Während der Konzerte …
… begegne ich den Fans. Dadurch verwandele ich mich und werde der Entertainer, der seine Gefühle herausschreit. Und die Menschen schreien zurück. Dieser Moment ist immer wieder großartig. Das ist das Wir-Gefühl! Am Anfang stand da auch oft mehr ein Staunen, ehe der Jubel kam. Das kann man sich heute kaum noch vorstellen, aber das hat es damals auch so reizvoll gemacht. Das werden wir auf dieser letzten gemeinsamen Tour noch einmal auskosten. Uns mit Sang und Schallen selbst begraben, dabei kontrollieren, dass uns niemand lobt, dessen Gesicht wir noch nie leiden konnten.
Hatten Sie persönlich schon Zeit für Wehmut, Melancholie, für eine ganz private Rückschau? Was sieht Ihr Herz noch, wenn es auf die Pankow-Zeit schaut?
Ich neige ständig zum Zurückschauen. Klar, da ist viel Melancholie. Ich hatte viel Hilfe, in Form von Therapie im Laufe der vergangenen Jahre – auf dass die Melancholie nicht in Bitterkeit umschlägt. Von da her freue ich mich jetzt auf die letzte Tour. Wir werden das Glück haben, von vielen Menschen in Liebe verabschiedet zu werden. Außerdem gibt es für uns alle noch ein Leben danach. Ich bereite ein neues Album vor, schreibe Prosa, wenn mir etwas einfällt. In dem Sinne ist nach der Tour vor der Tour.
Spulen wir zehn Jahre voraus, fragen wir nach Ihrem Wunsch: Welche Lehren, welche Erkenntnisse sollte das kollektive Gedächtnis aus den Wegen, die Pankow gegangen ist, bewahren?

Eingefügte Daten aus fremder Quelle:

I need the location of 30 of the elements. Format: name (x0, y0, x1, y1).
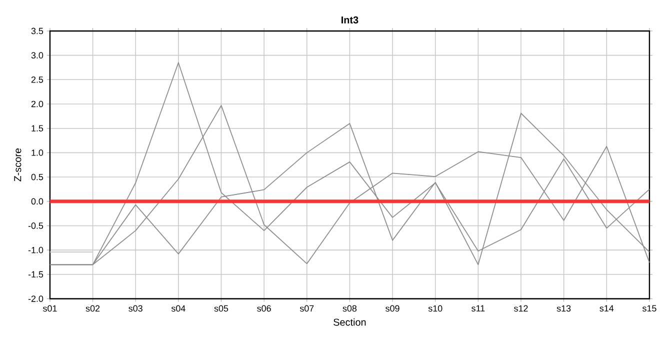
x-tick-label: s06 (257, 305, 271, 312)
y-tick-label: -1.0 (28, 247, 44, 254)
y-axis-title: Z-score (14, 148, 22, 182)
x-tick-label: s01 (42, 305, 57, 312)
x-tick-label: s13 (556, 305, 571, 312)
y-tick-label: 1.0 (32, 150, 44, 156)
x-tick-label: s12 (514, 305, 528, 312)
chart-title: Int3 (342, 16, 358, 24)
x-tick-label: s07 (300, 305, 314, 312)
y-tick-label: 2.5 (31, 76, 44, 83)
y-tick-label: -2.0 (28, 296, 44, 302)
x-tick-label: s09 (386, 305, 400, 312)
y-tick-label: 2.0 (31, 100, 44, 108)
y-tick-label: 1.5 (32, 125, 44, 132)
y-tick-label: 0.0 (31, 198, 44, 205)
y-tick-label: 0.5 (31, 174, 44, 180)
x-tick-label: s15 (642, 305, 656, 312)
x-tick-label: s02 (86, 305, 100, 312)
x-tick-label: s14 (600, 305, 614, 312)
x-tick-label: s10 (428, 305, 442, 312)
x-tick-label: s04 (171, 305, 186, 312)
x-tick-label: s11 (472, 305, 485, 312)
y-tick-label: -1.5 (28, 271, 44, 278)
y-tick-label: -0.5 (28, 222, 44, 230)
x-tick-label: s05 (214, 305, 228, 312)
x-tick-label: s03 (128, 305, 142, 312)
x-axis-title: Section (334, 318, 366, 326)
y-tick-label: 3.0 (31, 52, 44, 59)
y-tick-label: 3.5 (31, 28, 44, 34)
x-tick-label: s08 (342, 305, 357, 312)
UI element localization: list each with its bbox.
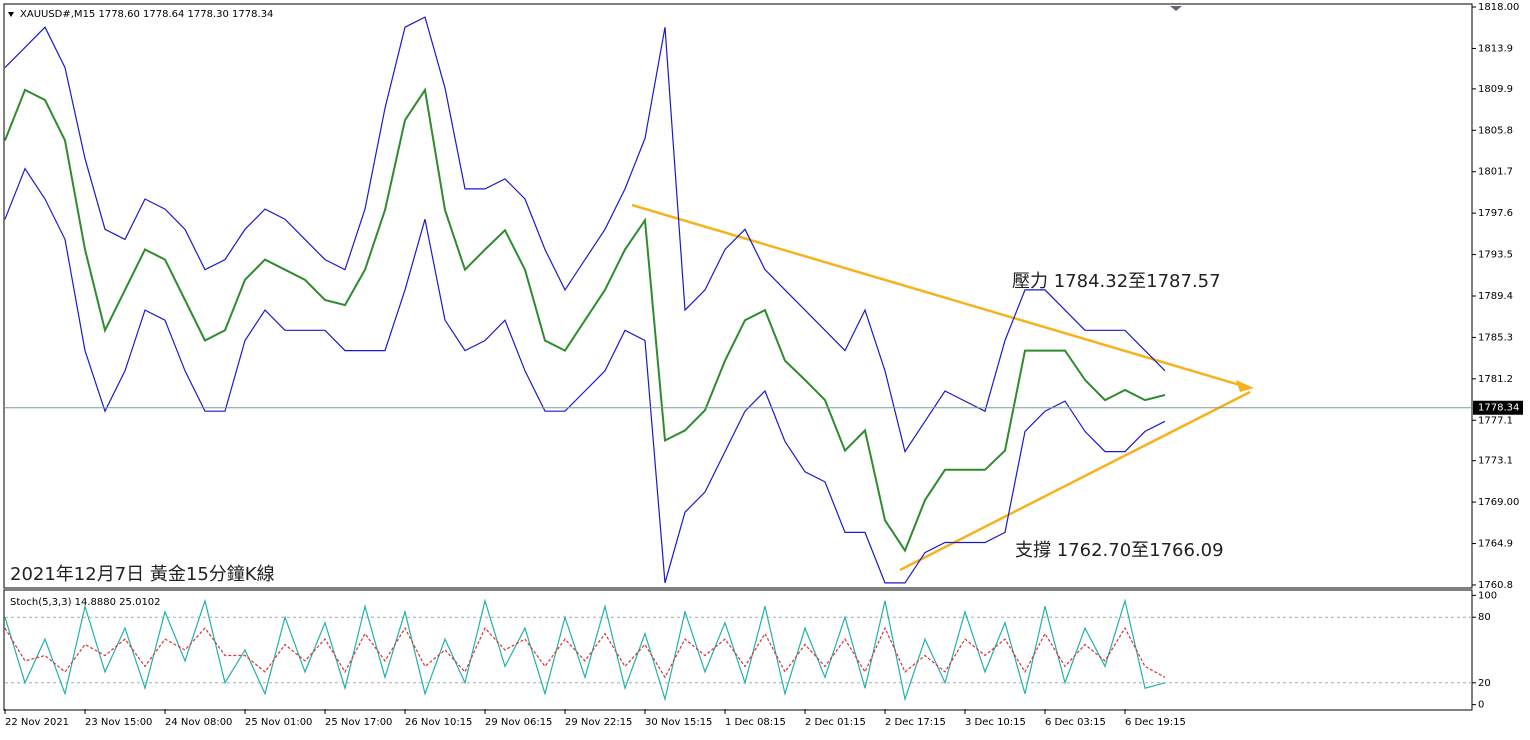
series-line	[4, 167, 1166, 584]
x-tick-label: 3 Dec 10:15	[965, 717, 1026, 728]
x-tick-label: 25 Nov 17:00	[325, 717, 392, 728]
y-tick-label: 1781.2	[1478, 374, 1513, 385]
series-line	[4, 626, 1166, 679]
x-tick-label: 24 Nov 08:00	[165, 717, 232, 728]
x-tick-label: 29 Nov 22:15	[565, 717, 632, 728]
stoch-frame	[3, 589, 1473, 711]
y-tick-label: 1797.6	[1478, 208, 1513, 219]
y-tick-label: 1764.9	[1478, 539, 1513, 550]
y-tick-label: 1793.5	[1478, 250, 1513, 261]
y-tick-label: 1789.4	[1478, 291, 1513, 302]
y-tick-label: 1809.9	[1478, 84, 1513, 95]
support-line	[899, 390, 1251, 572]
y-tick-label: 100	[1478, 590, 1497, 601]
x-tick-label: 29 Nov 06:15	[485, 717, 552, 728]
current-price-label: 1778.34	[1478, 403, 1519, 414]
x-tick-label: 26 Nov 10:15	[405, 717, 472, 728]
series-line	[4, 598, 1166, 702]
y-tick-label: 1785.3	[1478, 332, 1513, 343]
x-tick-label: 6 Dec 19:15	[1125, 717, 1186, 728]
y-tick-label: 1801.7	[1478, 167, 1513, 178]
marker	[1170, 6, 1182, 11]
annotation: 支撐 1762.70至1766.09	[1015, 540, 1224, 561]
annotation: 壓力 1784.32至1787.57	[1012, 271, 1221, 292]
y-tick-label: 1769.00	[1478, 497, 1519, 508]
menu-arrow	[8, 12, 14, 17]
x-tick-label: 22 Nov 2021	[5, 717, 69, 728]
y-tick-label: 0	[1478, 700, 1484, 711]
main-frame	[3, 3, 1473, 589]
y-tick-label: 20	[1478, 678, 1491, 689]
resistance-line	[631, 203, 1251, 390]
x-tick-label: 25 Nov 01:00	[245, 717, 312, 728]
x-tick-label: 30 Nov 15:15	[645, 717, 712, 728]
y-tick-label: 1777.1	[1478, 415, 1513, 426]
arrow-head	[1236, 380, 1254, 392]
y-tick-label: 80	[1478, 612, 1491, 623]
y-tick-label: 1805.8	[1478, 125, 1513, 136]
x-tick-label: 1 Dec 08:15	[725, 717, 786, 728]
stoch-title: Stoch(5,3,3) 14.8880 25.0102	[10, 597, 161, 608]
y-tick-label: 1813.9	[1478, 43, 1513, 54]
x-tick-label: 6 Dec 03:15	[1045, 717, 1106, 728]
x-tick-label: 2 Dec 01:15	[805, 717, 866, 728]
x-tick-label: 2 Dec 17:15	[885, 717, 946, 728]
x-tick-label: 23 Nov 15:00	[85, 717, 152, 728]
y-tick-label: 1773.1	[1478, 456, 1513, 467]
chart-title: XAUUSD#,M15 1778.60 1778.64 1778.30 1778…	[20, 9, 273, 20]
series-line	[4, 16, 1166, 454]
series-line	[4, 87, 1166, 553]
y-tick-label: 1760.8	[1478, 580, 1513, 591]
price-box	[1473, 400, 1523, 415]
annotation: 2021年12月7日 黃金15分鐘K線	[10, 564, 275, 585]
y-tick-label: 1818.00	[1478, 2, 1519, 13]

Liebe, Spaß und Freiheit. Es wäre schön, wenn diese Begriffe für lange Zeit mit der Band verbunden bleiben würde. Heute ist vieles davon selbstverständlich. Aber dafür mussten Menschen kämpfen. Ich glaube, ein Stück dieses Kampfes haben wir mit Pankow geleistet –was die ehemalige DDR betrifft. Das Danach ist eine andere Sache. Das wird man noch sehen. Wir haben sicher nicht das Rad neu erfunden, was das Musikalische anbetrifft. Aber wir stehen für Berlin: Rauheit, Humor, Melancholie. In diesem Sinn ist das alte Ost-Berlin ein bisschen mehr dran – an diesem alten Lebensgefühl, woher wir kommen.
Schauen wir auf die Gegenwart: Was sehen Sie in den Städten, in den Veranstaltungsräumen Deutschlands? Mit welchem Land, mit welchen künstlerische Strukturen müssen die jungen Musiker, die gerade frisch starten, arbeiten und klarkommen? Was ist gut, was ausbaufähig?
Großartig sind die heutigen Möglichkeiten, Lieder sofort aufzunehmen, sich im Internet selber in Szene zu setzen, sich zu filmen. Aber genau das in seiner unglaublichen Vielfalt, erzeugt auch Beliebigkeit. Du bist morgen vielleicht schon wieder vergessen. Alles richtet sich nach Verkäuflichkeit. Deshalb bin ich zwiegespalten. Du musst als junger Musiker einen unglaublichen Willen haben, dein Ding zu machen, neben der Begabung. Du musst wissen, dass selbst nach dem Erfolg wieder andere Tage kommen. Dafür brauchst du ein dickes Fell. Wenn dich genug Leute sehen wollen, dann ist das Live-Geschäft kein Problem. Aber Aufmerksamkeit zu bekommen! Dafür scheinen gute Lieder manchmal nicht ausreichend zu sein. Von da her wüsste ich nicht, was ich machen würde, wenn ich gerade angefangen hätte, zu arbeiten. Es ist eine verdammt harte, eine verdammt umkämpfte Branche.
Was werden Sie nach dem Ende der Tour machen? Ist irgendein künstlerisches Herzberg-Projekt geplant?
Es ist gut, dass ich eine Familie habe, die mich fordert und ablenkt - von mir und meinen Neurosen. Aber schnell ist es wieder soweit: Ich bereite wieder ein neues Herzberg-Album vor und schreibe auch an einem weiteren Buch. Ich kann nicht anders. Ich habe zu viel Schiss, nur zuhause zu sitzen und an die Wand zu starren. Da komme ich auf eine Menge dumme Gedanken.
Bitte vollenden Sie diesen Satz: „Glück ist …“
… das zu wissen und tun zu können im Leben, was einem am meisten Spaß macht.